From a glance she could win a beauty pageant and make a good plus-size model. Akindele Abimbola was an audio-visual expert who enjoyed telling memorable stories of events in photographs and videos.

In fact, she was living her dream until 2012 when she was struck by one of the Neglected Tropical Diseases (NTD)- elephantiasis (a condition in which a limb or other part of the body becomes grossly enlarged) on her right leg.

In severe pain, breathing heavily as she narrated how she has been battling elephantiasis for eight years, the audio-visual expert said: “I’m above 40 years old, I am a photographer and a videographer. I am from Ibadan North-west but I reside at South-east Local Government. In 2012, I discovered my right leg was hot and it became reddish. I was actually in the office because I was working in a communication centre. I took an excuse because I was feeling feverish but when I got to my doorstep, I slumped and was rushed down to University College Hospital (UCH) Ibadan.
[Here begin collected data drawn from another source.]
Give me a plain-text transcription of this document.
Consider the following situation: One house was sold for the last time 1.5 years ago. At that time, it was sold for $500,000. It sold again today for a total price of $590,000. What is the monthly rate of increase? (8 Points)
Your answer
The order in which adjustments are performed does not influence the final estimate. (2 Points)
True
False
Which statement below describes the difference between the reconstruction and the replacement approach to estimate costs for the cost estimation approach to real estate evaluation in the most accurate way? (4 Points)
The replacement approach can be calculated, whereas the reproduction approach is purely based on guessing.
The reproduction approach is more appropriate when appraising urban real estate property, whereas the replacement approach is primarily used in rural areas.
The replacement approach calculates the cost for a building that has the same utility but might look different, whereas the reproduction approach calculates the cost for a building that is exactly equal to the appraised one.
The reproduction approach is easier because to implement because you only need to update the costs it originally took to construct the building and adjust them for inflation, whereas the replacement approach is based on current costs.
“I was told it’s an ulcer in the leg so it was treated and I was also given some antibiotics and I was fine. In 2014, it came back again and it was with little lumps and rashes and it also got swollen. After awhile I discovered it started bring out a lot of water. I kept visiting the hospital and I was given antibiotics. Later it started bringing out mucus from those places that have sore. It got to a stage when some places burst in like two places and became an open wound. I kept taking treatments and it later developed to me not being able to work on my own.

“UCH was taking care of me but in 2018 I got tired of the antibiotics because I was already getting tired and couldn’t do anything anymore. I couldn’t work to feed myself and children so I relied on my siblings and mother. Recently, I was advised to visit the Ministry of Health for some drugs which I did. I have to take the drugs twice a year and I have taken the first dose and will take the second dose by February. Most times the leg comes very hot with rashes and swollen, it weakens me. I can’t work and I really need help” she wept uncontrollably.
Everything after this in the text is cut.